Never had any issues with black smudges using either of my aluminum fences. I usually have an MDF facing, but not always.


----------



## cocobolo1 (Dec 31, 2015)

kp91 said:


> Never had any issues with black smudges using either of my aluminum fences. I usually have an MDF facing, but not always.


Good to know. I think the aluminum (or the wood) might need to be wet before there was any sort of reaction. Wax should help prevent that.


----------



## Cherryville Chuck (Sep 28, 2010)

For a bit like a raised panel that is 3.375 to 3.625" in diameter with bearing you would need a cutout that goes back about 2" (and maybe a hair for comfort level) from the face of the fence.


----------



## MBurke (Feb 4, 2016)

So If I have the 1" Melamine for the face than I would only have to get into the alum angle 1 1/2 " at the most.... both height and width . 
Do you think that would be a big enough opening ?

Thanks


----------



## Cherryville Chuck (Sep 28, 2010)

On rare occasion there might be an issue with the height but you could cure that by adding extra faces so that the bit isn't under the aluminum. The bottom flange is what keeps the fence straight so I would put more value on having it as wide as possible.


----------



## kp91 (Sep 10, 2004)

MBurke said:


> So If I have the 1" Melamine for the face than I would only have to get into the alum angle 1 1/2 " at the most.... both height and width .
> Do you think that would be a big enough opening ?
> 
> Thanks


you can always go bigger, you can't go smaller. Make the biggest hole you are comfortable making, and you can shim out the fence face or make your hole bigger then. You could make a nice 1 1/2 inch thick hardwood fence face just for panel raising.


----------



## MBurke (Feb 4, 2016)

Thanks for all the suggestions and insight...I appreciate it. I think i know how to move forward from here


----------



## bryansong (Mar 4, 2015)

Cherryville Chuck said:


> These are 4 views of my home made one. By using a bottom piece about 6" wide I was able to make the cutout with out weakening the structure of it. Laminating 2 pieces together in an L shape keeps the front straight and the bottom flat. The bolts are just 1/4" carriage bolts and the through slot is 1/4" so that the shoulders under the head of the bolt fit snugly in the slot without turning when you tighten them up.
> 
> One of the things I'll be doing when I have time is to make some different faces for the fence. I want one tall set for running boards through on edge and I may make a set with the t track slot in it for hold downs and stops. That will make it a little more versatile.



Chuck, 

That looks great! I've saved this page so I can refer back to it when I'm ready to start making mine. I'm working on the porch deck project now but that doesn't mean I'm not thinking about the router table.

Thanks again,
Bryan


----------



## Mike (Nov 22, 2004)

Some people prefer to work from a plan when building things. The tables in the first two photos and the fence is from ShopNotes #1. You can buy and download this plan from plansnow.com. I modified this fence plan and used some parts from Rockler for the first fence I built. The table it is on is a ShopSmith table I took in trade.


----------



## Mike (Nov 22, 2004)

Routerforums was started by the third generation of the Rosendahl family involved with the Router Workshop. Bob Rosendahl and his son Rick developed many of the best jigs to work with over the years and sold them at trade shows. The Router Workshop TV show ran for 14 seasons on PBS and featured many of their jigs and fixtures plus the "Keep it simple" method of routing. Shortly after I joined the forums Rick talked me into trying a Router Workshop table and I was hooked.
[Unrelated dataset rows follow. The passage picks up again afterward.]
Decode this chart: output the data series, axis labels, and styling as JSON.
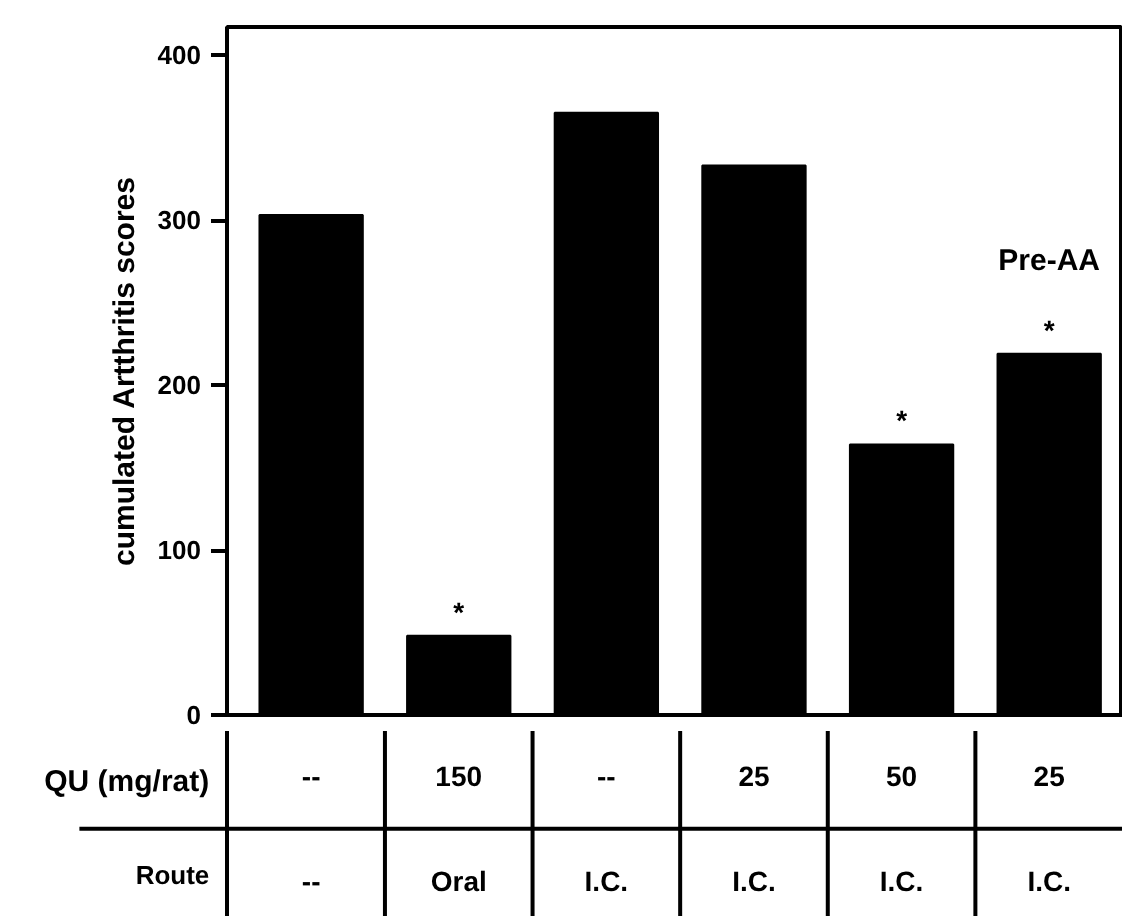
{
  "chart_data": {
    "type": "bar",
    "ylabel": "cumulated Artthritis scores",
    "categories": [
      "--\n--",
      "150\nOral",
      "--\nI.C.",
      "25\nI.C.",
      "50\nI.C.",
      "25\nI.C."
    ],
    "values": [
      303,
      48,
      365,
      333,
      164,
      219
    ],
    "color": "#000000",
    "ylim": [
      0,
      417
    ],
    "yticks": [
      0,
      100,
      200,
      300,
      400
    ],
    "grid": false,
    "value_labels": [
      null,
      "*",
      null,
      null,
      "*",
      "*"
    ],
    "annotations": [
      "QU (mg/rat)",
      "Route",
      "Pre-AA"
    ]
  }
}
The simple fence made from HDPE is held in place with two modified C clamps; this means unlimited set up possibilities. No need to attach a vacuum hose to the fence since I have the Vac-U-Plate on my Router Workshop table. The hose attaches to a port in the right rear of the router compartment. This patented design works pretty well capturing most of the debris.

When Oak Park stopped selling their products I built the Economy table and posted the specs on the forums. A couple years ago I built my simple dust collection fence and it works very well at capturing the debris. Other members who built one were happy with it.
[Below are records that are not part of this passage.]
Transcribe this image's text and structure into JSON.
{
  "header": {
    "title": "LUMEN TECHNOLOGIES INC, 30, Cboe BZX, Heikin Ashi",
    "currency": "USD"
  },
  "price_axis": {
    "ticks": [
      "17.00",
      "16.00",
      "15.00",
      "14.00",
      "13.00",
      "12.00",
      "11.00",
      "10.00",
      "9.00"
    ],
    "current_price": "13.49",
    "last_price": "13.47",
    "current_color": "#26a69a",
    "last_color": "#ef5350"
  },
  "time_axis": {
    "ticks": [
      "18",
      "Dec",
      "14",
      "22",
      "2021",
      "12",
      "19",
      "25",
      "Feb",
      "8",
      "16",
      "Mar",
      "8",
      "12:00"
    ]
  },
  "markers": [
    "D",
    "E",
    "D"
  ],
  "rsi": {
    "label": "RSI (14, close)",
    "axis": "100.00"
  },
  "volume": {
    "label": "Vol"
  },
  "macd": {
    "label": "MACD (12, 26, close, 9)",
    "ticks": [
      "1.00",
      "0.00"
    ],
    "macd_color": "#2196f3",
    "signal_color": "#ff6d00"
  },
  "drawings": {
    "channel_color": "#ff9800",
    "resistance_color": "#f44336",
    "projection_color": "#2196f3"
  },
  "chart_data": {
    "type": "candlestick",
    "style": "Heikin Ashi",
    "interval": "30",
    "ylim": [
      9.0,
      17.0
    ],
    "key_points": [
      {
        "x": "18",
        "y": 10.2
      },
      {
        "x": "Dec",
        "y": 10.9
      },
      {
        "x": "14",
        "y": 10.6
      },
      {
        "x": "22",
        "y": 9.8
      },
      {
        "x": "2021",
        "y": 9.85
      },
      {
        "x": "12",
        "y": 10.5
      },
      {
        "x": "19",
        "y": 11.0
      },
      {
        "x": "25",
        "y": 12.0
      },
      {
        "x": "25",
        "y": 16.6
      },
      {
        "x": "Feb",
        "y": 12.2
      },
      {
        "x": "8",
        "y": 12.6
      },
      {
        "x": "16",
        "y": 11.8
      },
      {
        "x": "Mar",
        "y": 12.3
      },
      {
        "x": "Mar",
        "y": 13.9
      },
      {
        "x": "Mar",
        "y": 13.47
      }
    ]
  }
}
There is no one solution that is right for everyone. I posted these to offer alternatives.


----------



## woodknots (Mar 7, 2012)

@Mike

Mike: I've tried searching for the Oak Park "economy table" you reference in the above post with no luck (too many results). Can you post a link to the specific thread/post where you posted dimensions?


----------



## Mike (Nov 22, 2004)

Here is a link for the top; I will see if I can find what happened to the rest.

http://www.routerforums.com/table-m...le-top-install-mounting-plate.html#post127219


----------



## MBurke (Feb 4, 2016)

This is what I ended up with. It Works Perfect. The opening is 2.5 wide x 1.5 high x 1" deep and with my 1" thick fence its plenty big enough for what I am using it for.
Works Great.


----------



## JIMMIEM (Apr 4, 2010)

Change 'hardly ever' to NEVER....it still has the rubbery protective coating on it. I usually remove it before using a bit.....hmmm should I have left it on?


----------



## Mike (Nov 22, 2004)

Nice job Mike, you should be very happy with your fence/table.


----------



## Mike (Nov 22, 2004)

Jim, the coating is to prevent rust during shipment and it should be removed.


----------



## MBurke (Feb 4, 2016)

> Change 'hardly ever' to NEVER


I know it...its been a while since i have had them sharped....I should take it. 

Thanks Mike

It is a big improvement from what I had before and have used it quite a bit for small edge work stuff. It works great,
And I really like my new Bosch 1617 router, Its sweet !!


----------



## Dejure (Jul 27, 2009)

Your beasty turned out well. Here are just a few more things to for others to consider, when building a table and fence.

As to smudges, and presuming the angle iron is of the dimensions that would allow it, it would serve as the fence. You can always attach laminate to it, to avoid smudges. The laminate makes a nice surface to ride on too, and will take wax well.


Since you are using aluminum and, again, if it is of sufficient thickness, I'd consider a split fence. It'd be a bit extra work, but screws like on a vice (finer threads and grade eight would be best) could be used through a threaded block mounted to the table to move the fences independently. That's how my Freud works and I love it. I could never go back to shims.

The better grade of bolts would allow you to lock the bolts (the locks could have nylon pads between them and the positioning bolts).

I drilled holes in my table and installed T nuts, from the bottom, so I can move my fence forward and back for different cuts.

Though the router is, normally, a dust producing beast, with the hood on the bottom, the port on top, and even though they are only 2-1/2", I get very little mess off mine. Maybe a teaspoon full on a significant run of material, using either my 1-1/2 or my 3 horse collector pulling air off the table.


----------